Dirty tricks. Moving workers into management. Hiding the true costs of game production behind short-term hires. The tactics McGowan described are harsh examples of how companies will play hardball with their workers whether they’re unionized or not.
But when McGowan watched the SAG-AFTRA and WGA strikes of 2023, he saw something else: unionized game developers would have the power to play hardball right back.
A cup of coffee can make all the difference in the world
McGowan was referring to the basic tactic of union solidarity—the act of not just proclaiming solidarity with your fellow workers but aligning unions to meet mutual demands. It’s illegal in the United States to coordinate strikes between unions, but it’s not illegal to declare that your union will not under any circumstances cross the picket line of another union.
In the 2023 strikes, actors and writers could shut down entire productions and inflict more financial pain on the studios by assembling a picket line in front of studio lots and location shoots. So long as they didn’t physically block access to the facility and workers could pass if they wanted to, it invoked a principle held by fellow unions like the Teamsters: unionized workers will not cross another union’s picket line.
That slowed down everything from craft services, to deliveries, to construction, and beyond. As long as work needed to be done in a physical location, a picket line could be formed to “protect” it.
Right now game developers do not have the leverage of solidarity at their disposal. With a union, they could.
What other unions could they stop from crossing a picket line? Game studios rely on truck drivers, janitorial workers, and other non-media businesses that unionized decades ago. “You’ve got all these studio execs in their office who can’t get coffee because craft services can’t be staffed because the Teamsters won’t cross the line,” said McGowan.
Physical leverage, not just financial, has a way of incentivizing executives to negotiate. And physical leverage becomes more powerful in a world where leaders like those at Activision Blizzard are dragging developers back into the office.
Brace yourselves, developers
Unions did not emerge in the early 20th century because times were good and workers were seeking humble pay raises. They were founded because times were hard, work was dangerous, and no individual worker could stand up to the hired thugs who would enforce the will of the bosses.

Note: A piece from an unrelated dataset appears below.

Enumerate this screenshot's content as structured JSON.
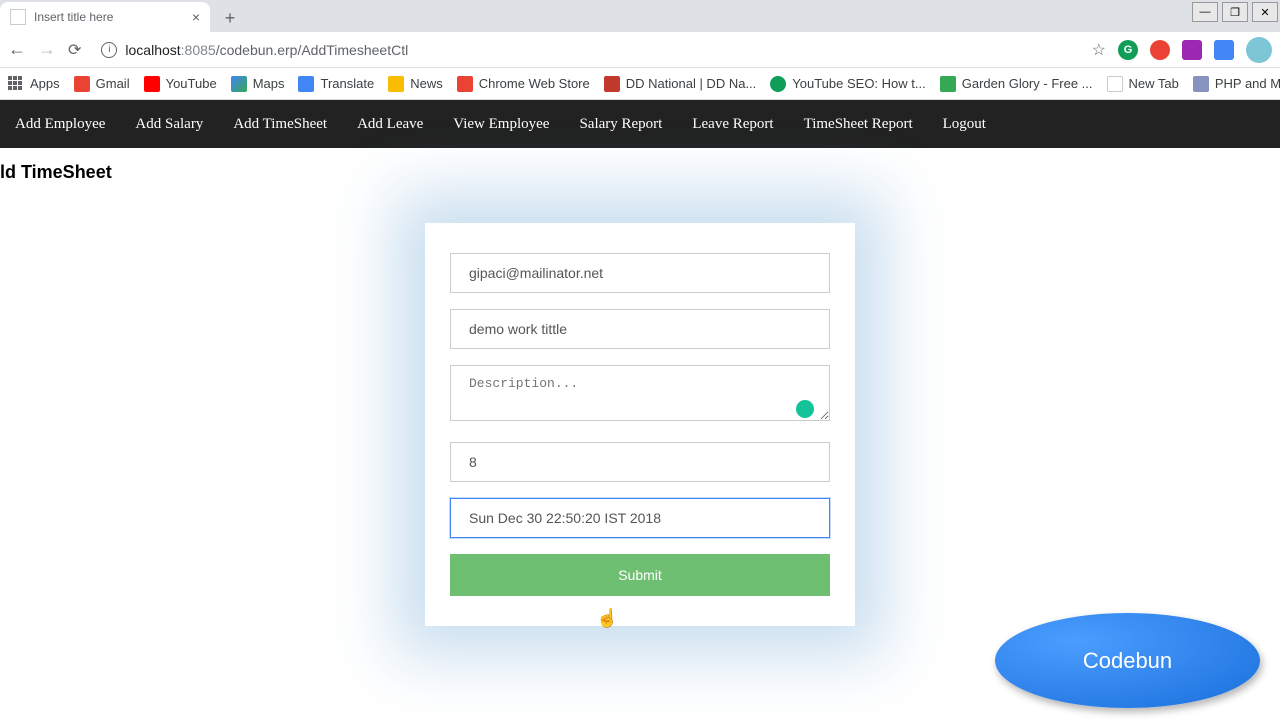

Solidarity carried workers through those moments and gave birth to still-dominant organizations like the United Auto Workers Union but the struggle of the movement was still that: a struggle. McGowan had words for those struggling under the weight of the moment.
“There’s a lot of bad news going around right now…and there’s no shame in leaving it for a while and coming back.”
It’s a solemn thought. Plenty of folks chose to work in game development over other better-paying software companies because they sought fulfilling work. Walking away from that, even temporarily, is frightening.
But a man who’s bounced from intellectual property law to the Pokémon Company to film production to the legal muscle of Destiny 2 would be one to know how careers can ebb and flow over the years.
“Keep yourself sharp if you think you want to come back, and there’s no shame in just leaving. The company will never love you back, but if you let it, it’ll kill you.”